Given the uninventive, not to say downright repetitive nature of the narrative, about all Drillbit has going for it is Wilson's star presence. Or should we say his often agreeable lack of presence. He has a thin voice and a passive manner, enlivened by a slightly eerie belief that he's smarter — or anyway more manipulative — than he appears to be. I find him to be a redeeming, even lovable, presence in not-so-hot movies. But he is not a great physical comedian, and it is asking a lot of his recessive screen character to carry film virtually single-handed. He needs the kind of help he got in a well-written , cleverly-plotted comedy like The Wedding Crashers, which is precisely what is not provided in this lazy, predictable movie.
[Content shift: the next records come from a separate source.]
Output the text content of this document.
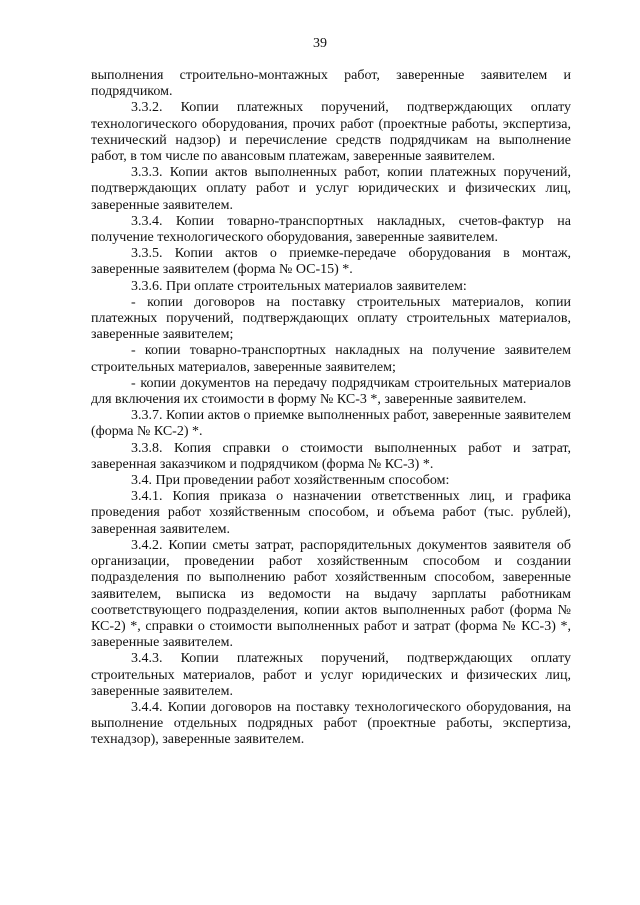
39

выполнения строительно-монтажных работ, заверенные заявителем и подрядчиком.

3.3.2. Копии платежных поручений, подтверждающих оплату технологического оборудования, прочих работ (проектные работы, экспертиза, технический надзор) и перечисление средств подрядчикам на выполнение работ, в том числе по авансовым платежам, заверенные заявителем.

3.3.3. Копии актов выполненных работ, копии платежных поручений, подтверждающих оплату работ и услуг юридических и физических лиц, заверенные заявителем.

3.3.4. Копии товарно-транспортных накладных, счетов-фактур на получение технологического оборудования, заверенные заявителем.

3.3.5. Копии актов о приемке-передаче оборудования в монтаж, заверенные заявителем (форма № ОС-15) *.

3.3.6. При оплате строительных материалов заявителем:

- копии договоров на поставку строительных материалов, копии платежных поручений, подтверждающих оплату строительных материалов, заверенные заявителем;

- копии товарно-транспортных накладных на получение заявителем строительных материалов, заверенные заявителем;

- копии документов на передачу подрядчикам строительных материалов для включения их стоимости в форму № КС-3 *, заверенные заявителем.

3.3.7. Копии актов о приемке выполненных работ, заверенные заявителем (форма № КС-2) *.

3.3.8. Копия справки о стоимости выполненных работ и затрат, заверенная заказчиком и подрядчиком (форма № КС-3) *.

3.4. При проведении работ хозяйственным способом:

3.4.1. Копия приказа о назначении ответственных лиц, и графика проведения работ хозяйственным способом, и объема работ (тыс. рублей), заверенная заявителем.

3.4.2. Копии сметы затрат, распорядительных документов заявителя об организации, проведении работ хозяйственным способом и создании подразделения по выполнению работ хозяйственным способом, заверенные заявителем, выписка из ведомости на выдачу зарплаты работникам соответствующего подразделения, копии актов выполненных работ (форма № КС-2) *, справки о стоимости выполненных работ и затрат (форма № КС-3) *, заверенные заявителем.

3.4.3. Копии платежных поручений, подтверждающих оплату строительных материалов, работ и услуг юридических и физических лиц, заверенные заявителем.

3.4.4. Копии договоров на поставку технологического оборудования, на выполнение отдельных подрядных работ (проектные работы, экспертиза, технадзор), заверенные заявителем.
Oh, well, maybe our imaginary production executive is right. The elements for a successful comedy are all present and accounted for in Drillbit Taylor and doubtless word of them has been buzzing along the Internet for weeks. But elements are what Hollywood makes marketing campaigns out of, not entertaining movies. And the fact that this movie has been sent into the world on Easter weekend, when much of its population is preoccupied with piety, probably betokens a certain loss of faith in its cheerless impieties.